The Board of Directors have not recommended any dividend for the financial year ended 31st March 2023.

UNPAID / UNCLAIMED DIVIDEND:

In compliance with the provisions of Section 124 of the Companies Act, 2013 and rules made thereunder the Company had transferred all the unclaimed dividends to Investor Education and Protection Fund and there is no unclaimed dividends lying in the Company's Unpaid Dividend Account.

TRANSFER TO RESERVES IN TERMS OF SECTION 134 (3) (J) OF THE COMPANIES ACT, 2013:

For the financial year ended 31st March 2023, the Company has proposed to carry an amount of Rs.5.82 Lakhs to General Reserve Account.

COMMISSION RECEIVED BY DIRECTOR FROM HOLDING OR SUBSIDIARY COMPANY:

The Company neither has any holding nor has any subsidiary company, therefore, disclosure under Section 197 (14) of the Companies Act, 2013 not applicable.

MATERIAL CHANGES AND COMMITMENTS

There have been no material changes and commitments affecting the financial occurred between the end of the financial year to which this financial statements relate and the date of this report.

ANNUAL EVALUATION OF BOARD'S PERFORMANCE:

Pursuant to the provisions of the Companies Act, 2013 and SEBI Guidance note on Board evaluation issued by SEBI vide its circular dated January 5, 2017, the annual performance evaluation of its Board, the directors individually and Committees of the board viz., Audit and Nomination and Remuneration Committee has been carried out.

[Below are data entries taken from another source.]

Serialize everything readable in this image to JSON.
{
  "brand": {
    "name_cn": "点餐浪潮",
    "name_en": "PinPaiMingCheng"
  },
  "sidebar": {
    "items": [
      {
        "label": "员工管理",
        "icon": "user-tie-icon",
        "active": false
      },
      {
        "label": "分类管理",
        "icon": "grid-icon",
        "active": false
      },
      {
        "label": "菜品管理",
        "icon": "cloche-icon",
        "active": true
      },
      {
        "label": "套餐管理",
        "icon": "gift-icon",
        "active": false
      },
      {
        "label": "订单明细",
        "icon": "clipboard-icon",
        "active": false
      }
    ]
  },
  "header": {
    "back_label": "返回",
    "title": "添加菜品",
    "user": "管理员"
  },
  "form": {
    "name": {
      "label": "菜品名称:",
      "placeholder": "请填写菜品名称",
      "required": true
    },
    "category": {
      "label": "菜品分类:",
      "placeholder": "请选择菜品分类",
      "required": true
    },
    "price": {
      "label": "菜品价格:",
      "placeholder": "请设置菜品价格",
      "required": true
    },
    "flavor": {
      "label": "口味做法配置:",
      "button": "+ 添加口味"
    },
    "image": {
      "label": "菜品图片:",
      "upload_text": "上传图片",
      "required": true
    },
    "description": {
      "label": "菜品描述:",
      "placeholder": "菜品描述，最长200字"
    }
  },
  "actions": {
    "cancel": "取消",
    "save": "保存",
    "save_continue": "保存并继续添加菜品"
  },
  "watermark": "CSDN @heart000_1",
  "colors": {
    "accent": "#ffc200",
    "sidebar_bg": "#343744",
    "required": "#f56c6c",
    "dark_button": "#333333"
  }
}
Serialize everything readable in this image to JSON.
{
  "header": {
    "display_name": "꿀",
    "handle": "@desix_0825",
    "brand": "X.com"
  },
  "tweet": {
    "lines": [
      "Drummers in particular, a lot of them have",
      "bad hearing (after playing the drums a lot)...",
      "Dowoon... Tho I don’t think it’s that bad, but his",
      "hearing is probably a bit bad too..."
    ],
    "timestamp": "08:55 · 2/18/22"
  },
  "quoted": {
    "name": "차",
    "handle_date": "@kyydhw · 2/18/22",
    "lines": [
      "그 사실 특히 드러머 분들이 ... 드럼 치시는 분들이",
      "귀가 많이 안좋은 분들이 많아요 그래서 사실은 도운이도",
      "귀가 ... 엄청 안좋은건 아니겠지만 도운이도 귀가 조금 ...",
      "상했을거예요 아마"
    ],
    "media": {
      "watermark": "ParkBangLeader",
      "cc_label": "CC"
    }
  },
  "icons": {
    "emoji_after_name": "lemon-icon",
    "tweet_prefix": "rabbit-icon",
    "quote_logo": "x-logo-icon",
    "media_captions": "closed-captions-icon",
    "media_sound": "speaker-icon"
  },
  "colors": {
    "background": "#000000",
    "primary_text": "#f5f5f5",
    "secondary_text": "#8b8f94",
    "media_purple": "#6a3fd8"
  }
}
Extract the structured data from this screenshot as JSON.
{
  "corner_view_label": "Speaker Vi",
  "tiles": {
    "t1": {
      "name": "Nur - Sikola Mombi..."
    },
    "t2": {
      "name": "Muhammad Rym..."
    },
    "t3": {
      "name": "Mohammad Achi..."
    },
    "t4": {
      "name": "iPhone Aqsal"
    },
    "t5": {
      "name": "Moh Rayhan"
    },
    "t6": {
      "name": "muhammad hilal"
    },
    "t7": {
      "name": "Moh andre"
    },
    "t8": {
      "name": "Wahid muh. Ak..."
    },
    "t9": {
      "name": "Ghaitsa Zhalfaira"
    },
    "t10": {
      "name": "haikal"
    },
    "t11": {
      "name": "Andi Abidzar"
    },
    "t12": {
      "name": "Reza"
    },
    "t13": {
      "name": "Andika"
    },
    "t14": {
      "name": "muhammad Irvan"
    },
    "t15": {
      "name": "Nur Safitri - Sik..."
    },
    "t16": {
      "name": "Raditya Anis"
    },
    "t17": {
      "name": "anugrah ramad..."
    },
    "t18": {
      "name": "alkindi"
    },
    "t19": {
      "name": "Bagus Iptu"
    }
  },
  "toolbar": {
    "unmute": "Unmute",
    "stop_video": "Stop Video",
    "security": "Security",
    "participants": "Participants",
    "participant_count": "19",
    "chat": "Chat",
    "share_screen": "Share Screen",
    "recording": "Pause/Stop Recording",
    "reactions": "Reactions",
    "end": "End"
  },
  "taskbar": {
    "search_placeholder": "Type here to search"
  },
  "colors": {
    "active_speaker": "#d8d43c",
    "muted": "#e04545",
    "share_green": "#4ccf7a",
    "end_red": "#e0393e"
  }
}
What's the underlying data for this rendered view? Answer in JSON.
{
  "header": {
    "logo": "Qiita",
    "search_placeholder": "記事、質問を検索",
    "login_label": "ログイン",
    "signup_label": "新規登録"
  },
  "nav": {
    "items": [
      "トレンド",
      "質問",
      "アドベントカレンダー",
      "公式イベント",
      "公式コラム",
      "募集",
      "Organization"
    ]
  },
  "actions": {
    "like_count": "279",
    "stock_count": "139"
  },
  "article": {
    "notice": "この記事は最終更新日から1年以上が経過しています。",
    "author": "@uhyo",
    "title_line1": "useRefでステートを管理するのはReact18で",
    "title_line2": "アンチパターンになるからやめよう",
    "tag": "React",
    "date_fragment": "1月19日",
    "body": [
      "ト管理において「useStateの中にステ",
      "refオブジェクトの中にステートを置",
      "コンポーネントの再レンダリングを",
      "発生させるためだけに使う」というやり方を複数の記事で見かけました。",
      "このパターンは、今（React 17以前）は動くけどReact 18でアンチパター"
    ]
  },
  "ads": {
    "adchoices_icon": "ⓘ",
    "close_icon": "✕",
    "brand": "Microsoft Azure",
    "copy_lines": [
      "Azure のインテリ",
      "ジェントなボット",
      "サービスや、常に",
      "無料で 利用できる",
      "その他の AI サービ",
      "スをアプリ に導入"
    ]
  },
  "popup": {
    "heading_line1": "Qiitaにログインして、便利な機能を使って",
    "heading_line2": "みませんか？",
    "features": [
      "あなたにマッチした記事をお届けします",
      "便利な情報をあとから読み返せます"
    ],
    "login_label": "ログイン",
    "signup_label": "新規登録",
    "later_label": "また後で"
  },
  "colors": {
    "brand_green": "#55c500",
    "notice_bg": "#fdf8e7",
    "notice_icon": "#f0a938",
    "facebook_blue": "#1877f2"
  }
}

The board and the committee were evaluated on various criteria as stated below:

1. Composition of the Board and Committee.

2. Understanding of the Company and its business by the Board.

3. Availability of information to the board and committee.

4. Effective Conduct of Board and Committee Meetings.

5. Monitoring by the Board management effectiveness in implementing strategies, managing risks and achieving the goals. The Board also carried out the evaluation of directors and chairman based on following criteria:

1. Attendance at the meetings.

2. Understanding and knowledge of the entity.

3. Maintaining Confidentiality of board discussion.

4. Contribution to the board by active participation.

5. Maintaining independent judgment in the decisions of the Board

NUMBER OF MEETINGS OF BOARD AND AUDIT COMMITTEE:

The Board meets at regular intervals to discuss and decide on business strategies / policies and review the financial performances of the Company. The Board Meetings are pre-scheduled and a tentative annual calendar of the Board is circulated to the Directors well in advance to facilitate the Directors to plan their schedules. The details of number of board meetings and other committee meetings held during the Financial Year 2022-23 are as follows:

1. No. of Board Meetings: 6

26th April, 2022 20th January, 2023
01st August, 2022 21st January, 2023
29th October, 2022 27th January, 2023

The interval between two Board Meetings was well within the maximum period mentioned under section 173 of the Companies Act, 2013, and SEBI Listing (Disclosures and Obligations Requirements) Regulations, 2015.

2. No. of Audit Committee Meetings: 5

26th April, 2022 20th January, 2023
01st August, 2022 27th January, 2023
29th October, 2022 -

3. No. of Nomination & Remuneration Committee Meetings: 0

4. Stakeholder Relationship Committee:

As required under Section 178(5) of the Companies Act, 2013, the Company has constituted Stakeholders' Relationship Committee. The committee includes Shri. G.S. Rajasekar as Chairperson and Shri. G.P.N. Gupta as members. The Committee considers and resolves the grievances of security holders of the company.

5. Share Transfer Committee: 1

The Committee overseas share transfers, share transmission, issue of duplicate share certificates etc.

The committee includes Shri. G.S. Rajasekar as Chairperson and Shri. G.P.N. Gupta as members.

DECLARATION OF INDEPENDENCE:

All independent Directors have given declarations that they meet the criteria of independence as laid down under Section 149 of the Companies Act, 2013 which has been relied on by the Company and placed at the Board Meeting of the Company.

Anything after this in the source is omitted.